EC2 agents failing to connect to Controller.
You observe below error when connecting EC2 instance to controller.
The instance EC2 (aws-xxx-xxx-xxxx) - docker-2020-09-18 (i-052d99921a8f6fc42) has a blank console. Maybe the console is yet not available. If enough time has passed, consider changing the key verification strategy or the AMI used by one printing out the host key in the instance console Failed to connect via ssh: There was a problem while connecting to X.X.X.X:22 Jun 19, 2020 10:54:07 AM hudson.plugins.ec2.EC2Cloud INFO: The instance console is blank. Cannot check the key. The connection to EC2 (Jenkins) - Default Slave (i-052d99921a8f6fc42) is not allowed Jun 19, 2020 10:54:07 AM hudson.plugins.ec2.EC2Cloud INFO: Failed to connect via ssh: There was a problem while connecting to X.X.X.X:22 Jun 19, 2020 10:54:07 AM hudson.plugins.ec2.EC2Cloud
- CloudBees CI (CloudBees Core)
- CloudBees CI (CloudBees Core) on modern cloud platforms - Managed Master
- CloudBees CI (CloudBees Core) on modern cloud platforms - Operations Center
- CloudBees CI (CloudBees Core) on traditional platforms - Client Master
- CloudBees CI (CloudBees Core) on traditional platforms - Operations Center
- CloudBees Jenkins Platform - Client Master
- CloudBees Jenkins Platform - Operations Center
- CloudBees Jenkins Distribution
- Jenkins LTS
The above error message is related to host key verification introduced in version
1.50.3 of the Amazon EC2 plugin.
When you set up a template for a Unix instance (Type AMI field), you can select a strategy to be used to guarantee the instance you’re connecting to is the expected one. There are
four options to select for this strategy under the Advanced… configuration, on the Host Key Verification Strategy field of every configured AMI.
- Check New Hard: Check the key presented by the instance against the instance console and stores it to check subsequent connections. If the key is not printed on the console, the connection is not trusted. This is the default behavior for new AMIs.
- Check New Soft: Check the key against the instance console and stores it to check subsequent connections. If the key is not printed on the console, the connection is trusted anyway. This is the default behavior for existing AMIs (upgrading from a previous plugin version). This avoids future attacks but cannot guarantee the instance is the right one if a man-in-the-middle attack has already been committed.

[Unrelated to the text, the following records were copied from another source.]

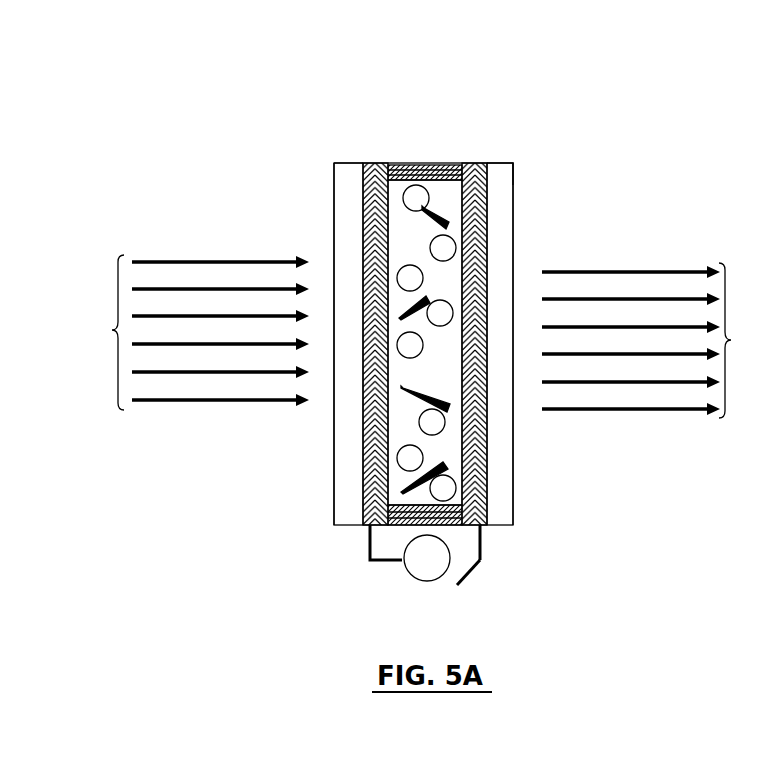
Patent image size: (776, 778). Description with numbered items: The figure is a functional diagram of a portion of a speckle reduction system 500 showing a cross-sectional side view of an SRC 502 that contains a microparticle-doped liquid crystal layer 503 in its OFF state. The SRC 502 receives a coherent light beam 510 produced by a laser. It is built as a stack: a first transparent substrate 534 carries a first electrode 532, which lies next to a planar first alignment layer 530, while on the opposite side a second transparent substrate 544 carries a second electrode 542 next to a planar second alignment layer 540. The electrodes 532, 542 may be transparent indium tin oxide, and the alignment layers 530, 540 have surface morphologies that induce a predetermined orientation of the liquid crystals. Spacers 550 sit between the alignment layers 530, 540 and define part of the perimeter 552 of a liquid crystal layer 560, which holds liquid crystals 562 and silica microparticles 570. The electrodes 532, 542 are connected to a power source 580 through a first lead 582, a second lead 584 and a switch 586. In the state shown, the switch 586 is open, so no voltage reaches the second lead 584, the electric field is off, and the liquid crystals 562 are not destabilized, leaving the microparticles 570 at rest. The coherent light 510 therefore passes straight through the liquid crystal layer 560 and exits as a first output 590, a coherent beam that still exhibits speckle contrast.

The speckle reduction system 500 is at (362, 93).
The SRC 502 is at (513, 168).
The microparticle-doped liquid crystal layer 503 is at (465, 160).
The coherent light beam 510 is at (190, 332).
The first alignment layer 530 is at (334, 163).
The first electrode 532 is at (363, 210).
The first transparent substrate 534 is at (334, 240).
The second alignment layer 540 is at (487, 170).
The second electrode 542 is at (485, 195).
The second transparent substrate 544 is at (513, 240).
The spacers 550 is at (468, 177).
The perimeter 552 is at (384, 158).
The liquid crystal layer 560 is at (437, 287).
The liquid crystals 562 is at (405, 470).
The microparticles 570 is at (448, 480).
The power source 580 is at (436, 583).
The first lead 582 is at (368, 548).
The second lead 584 is at (481, 547).
The switch 586 is at (470, 575).
The first output 590 is at (655, 340).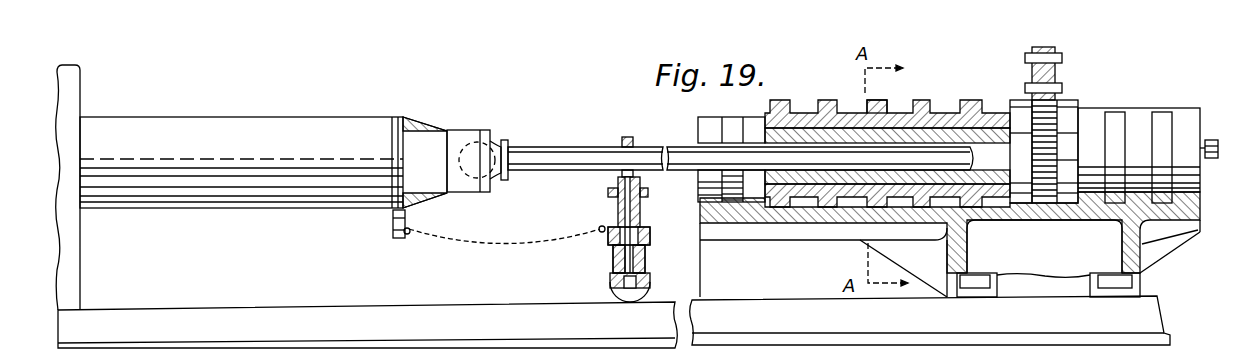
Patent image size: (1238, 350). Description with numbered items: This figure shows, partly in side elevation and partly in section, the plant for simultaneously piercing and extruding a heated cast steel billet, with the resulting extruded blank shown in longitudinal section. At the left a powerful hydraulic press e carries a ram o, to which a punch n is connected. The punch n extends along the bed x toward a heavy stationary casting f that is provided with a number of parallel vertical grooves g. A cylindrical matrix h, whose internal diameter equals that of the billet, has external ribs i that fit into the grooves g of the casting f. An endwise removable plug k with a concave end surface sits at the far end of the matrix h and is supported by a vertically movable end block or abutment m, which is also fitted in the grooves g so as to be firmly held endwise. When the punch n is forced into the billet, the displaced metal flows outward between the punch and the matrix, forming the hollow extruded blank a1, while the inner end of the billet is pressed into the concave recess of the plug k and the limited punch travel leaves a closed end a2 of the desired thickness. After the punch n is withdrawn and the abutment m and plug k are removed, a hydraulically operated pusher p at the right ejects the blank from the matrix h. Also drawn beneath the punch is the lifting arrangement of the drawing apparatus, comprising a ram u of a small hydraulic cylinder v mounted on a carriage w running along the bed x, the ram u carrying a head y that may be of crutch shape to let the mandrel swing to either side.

- Accept New: Accept the key on first connection and stores it to check subsequent connections. This doesn’t try to check the key against the console as the check-new-soft strategy does
- Off: Don’t check the host key on any connection
If the Connect by SSH Process field is checked, the equivalent host key verification options are:
- check-new-hard = yes
- check-new-soft = accept-new
- accept-new = accept-new
- off = no
This error usually occurs when using
Check New Hard or
Check New Soft options and if any one of the below requirement is not met.
- The IAM credentials configured for the plugin should have
- The AMI used should print the key used. It’s a common behaviour, for example the Amazon Linux 2 AMI prints it out. You can consult the AMI documentation to figure it out.
- The launch timeout should be long enough to allow the plugin to check the instance console. With this strategy, the plugin waits for the console to be available, which can take a few minutes. The Launch Timeout in seconds field should have a number to allow that, for example 600 (10 minutes).Some EC2 instances like M5.metal require longer timeout value, approximatley between 25 to 30 minutes. Setting it lower could lead to unpredictable issues during provisioning. By default there is no timeout, so it’s safe.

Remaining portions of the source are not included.